O atolado

004.jpg

Sabia dizer que era algum lugar entre Garganta e Graças a Deus, na Bahia. Rodava sentido Ilhéus quando o caminhão parou no atoleiro e não saía nem com reza brava. Rolou no barro, ralou na lama, sacolejou a boleia e nada de o caminhão andar. Só sujeira acumulada e tempo desperdiçado. Teria que esperar.

Na cabine, deu uma olhadela nuns papeis que havia no porta-luvas, ligou e desligou o rádio, tentou bater uma punheta pra abafar o tédio, mas estava sem ideias eróticas. Seu pau caía pelas tabelas e ainda não era nem meio-dia. O sol aborrecia, os pelos grossos no peito dele amontoavam-se com o calor, fabricavam ligas de suor, uma engenharia que empapava a frente de sua camisa bege de mangas curtas. Abriu um botão e depois dois. Sem a camisa, tornou a descer do caminhão. Olhava de um lado, praguejava de outro, chutava os calços que tentava fazer com pedras e tocos e, com as mãos na cara, rogava para os céus e pedia à santa mãe a remissão de quaisquer pecados que poderiam te-lo colocado naquela moléstia. “Ô, provaçãozinha dos infernos”, proferia com a boca toda enrugada e chacoalhando o punho fechado na direção do argiláceo.

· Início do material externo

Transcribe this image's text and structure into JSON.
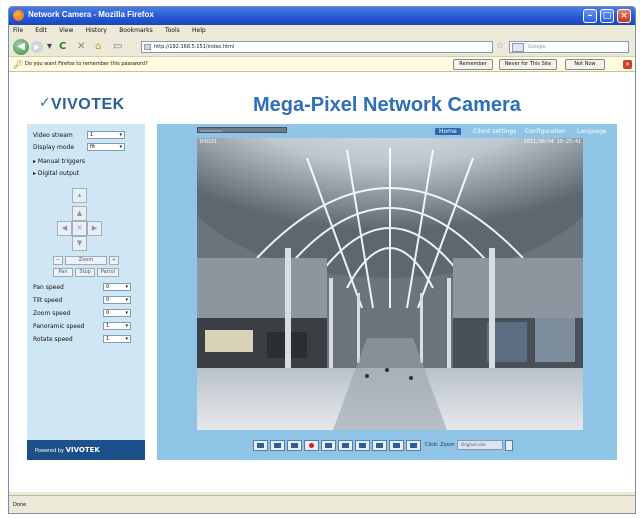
{
  "window": {
    "title": "Network Camera - Mozilla Firefox"
  },
  "menu": [
    "File",
    "Edit",
    "View",
    "History",
    "Bookmarks",
    "Tools",
    "Help"
  ],
  "nav": {
    "url": "http://192.168.5.151/index.html",
    "search_placeholder": "Google"
  },
  "notification": {
    "message": "Do you want Firefox to remember this password?",
    "remember": "Remember",
    "never": "Never for This Site",
    "not_now": "Not Now"
  },
  "brand": {
    "logo": "VIVOTEK",
    "headline": "Mega-Pixel Network Camera"
  },
  "left": {
    "video_stream_label": "Video stream",
    "video_stream_value": "1",
    "display_mode_label": "Display mode",
    "display_mode_value": "fit",
    "manual_triggers": "Manual triggers",
    "digital_output": "Digital output",
    "zoom_label": "Zoom",
    "pan": "Pan",
    "stop": "Stop",
    "patrol": "Patrol",
    "speeds": [
      {
        "label": "Pan speed",
        "value": "0"
      },
      {
        "label": "Tilt speed",
        "value": "0"
      },
      {
        "label": "Zoom speed",
        "value": "0"
      },
      {
        "label": "Panoramic speed",
        "value": "1"
      },
      {
        "label": "Rotate speed",
        "value": "1"
      }
    ],
    "powered_by": "Powered by",
    "powered_brand": "VIVOTEK"
  },
  "topnav": {
    "home": "Home",
    "client": "Client settings",
    "config": "Configuration",
    "language": "Language"
  },
  "video": {
    "osd_left": "IP8151",
    "osd_right": "2011/08/04 10:25:41"
  },
  "controls": {
    "zoom_label": "Click: Zoom",
    "zoom_value": "Original size"
  },
  "status": {
    "text": "Done"
  }
}
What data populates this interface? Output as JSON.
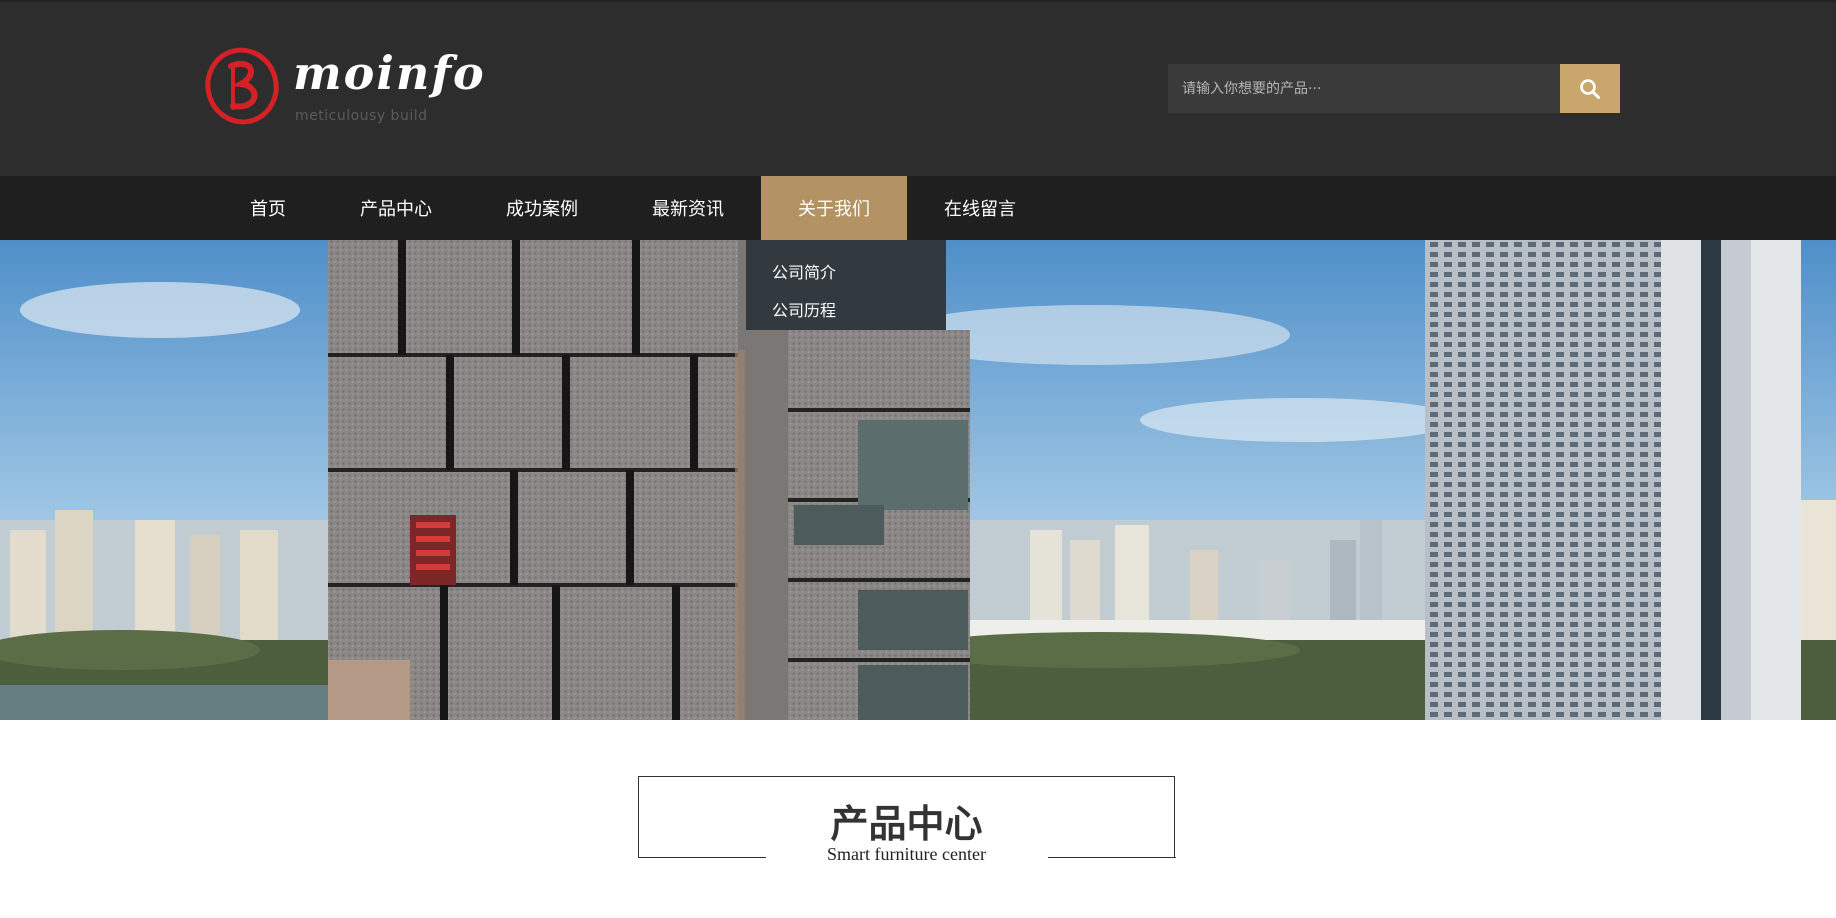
{
  "header": {
    "logo": {
      "brand": "moinfo",
      "tagline": "meticulousy build",
      "mark_color": "#d42126"
    },
    "search": {
      "placeholder": "请输入你想要的产品···",
      "button_icon": "search-icon",
      "button_color": "#c9a66b"
    }
  },
  "nav": {
    "items": [
      {
        "label": "首页"
      },
      {
        "label": "产品中心"
      },
      {
        "label": "成功案例"
      },
      {
        "label": "最新资讯"
      },
      {
        "label": "关于我们"
      },
      {
        "label": "在线留言"
      }
    ],
    "active_index": 4,
    "active_color": "#b39264",
    "dropdown": {
      "items": [
        {
          "label": "公司简介"
        },
        {
          "label": "公司历程"
        }
      ]
    }
  },
  "banner": {
    "description_icon": "city-buildings-image"
  },
  "section": {
    "title_cn": "产品中心",
    "title_en": "Smart furniture center"
  }
}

De cócoras na traseira do Mercedes-Benz, um LP 321 1973 todo laranja, fitava uma poça qualquer. Em vez de o reflexo do céu, enxergava apenas a Cidade Nova toda iluminada na noite quente, aquele bafo bom vindo do mar e o jogo do seu Sport passando na televisão do porto. Queria só chegar a tempo de ver a peleja da Ilha do Retiro. Se bem que, do jeito que tava ruim pro lado dele, era até bem melhor ver jogo nenhum pra não respingar seu caiporismo momentâneo no coitado do Sport Club do Recife e ainda fechar o dia desastroso devendo caixa de cerveja pra algum segurança lá do cais.

Imagine só a lambança maior que a dessa jeringonça atolada no meio do nada, já devia uns três fardos pro Clodoaldo lá em Salvador, aquele branco safado que gostava de machucar puta de beira de calçada e não tinha nenhum filho de uma mãe pra dar de frente com ele e dizer que ia fazer com a mãe o que ele fazia de maldade com as meninas. E que que foi se meter com aquele sicário pistoleiro de merda que conhece a polícia todinha e fica de bar em bar somando dinheiro da sinuca, conferindo as fés do jogo do bicho e dando sopapo em mulher.

E Gracinha, sua esposa, que soubesse dessas intimidades do seu homem com esse tipo de sujeito, ai dele se ela descobrisse que as férias chegavam diminuídas por conta de jogo, deus o livre de passar pela cabeça dela que ele gastava com birita e rameira. Ela já estava com a macaca porque ele não havia consertado o varal e viajou de novo. A mulher trabalhava de vender boneca de pano na feira e não tinha tempo pra ser dona de casa sozinha não. Tinha duas crianças pra cuidar e ele que ficava com a responsabilidade de manter a casa em dia, os móveis ajeitados, a pintura um brinco, a garagem varrida e o varal sempre em ordem. O filho e a filha, logo o casal todo, estavam também doidos da cara com o pai que lhes prometeu doce de banana na lata e não levou.

“Diabo”, pensou coçando a cabeça e com os lábios dentro dos dentes, como se chupasse a boca toda pra dentro. Tava ruim com todo mundo. Vai ver tava tudo certo ele estar naquele aperto. Do mato da beira da estradinha saiu um matuto. Deu a volta no caminhão, observou o trabalho paliativo do caminhoneiro, leu a placa e soltou: “tá triste, pernambucano?”. Ainda agachado, apontando com as duas mãos pro atoleiro, o motorista devolveu: “mas ué, não tá vendo não?”. O jeca riu um riso sem dente. “Mas tenha calma, homem. É bom quando tá tudo ruim que aí só tem o que melhorar”. Tirou seu chapéu em saudação e seguiu pro outro lado, adentrando no mato de novo.

Realmente, agora só tinha que dar certo.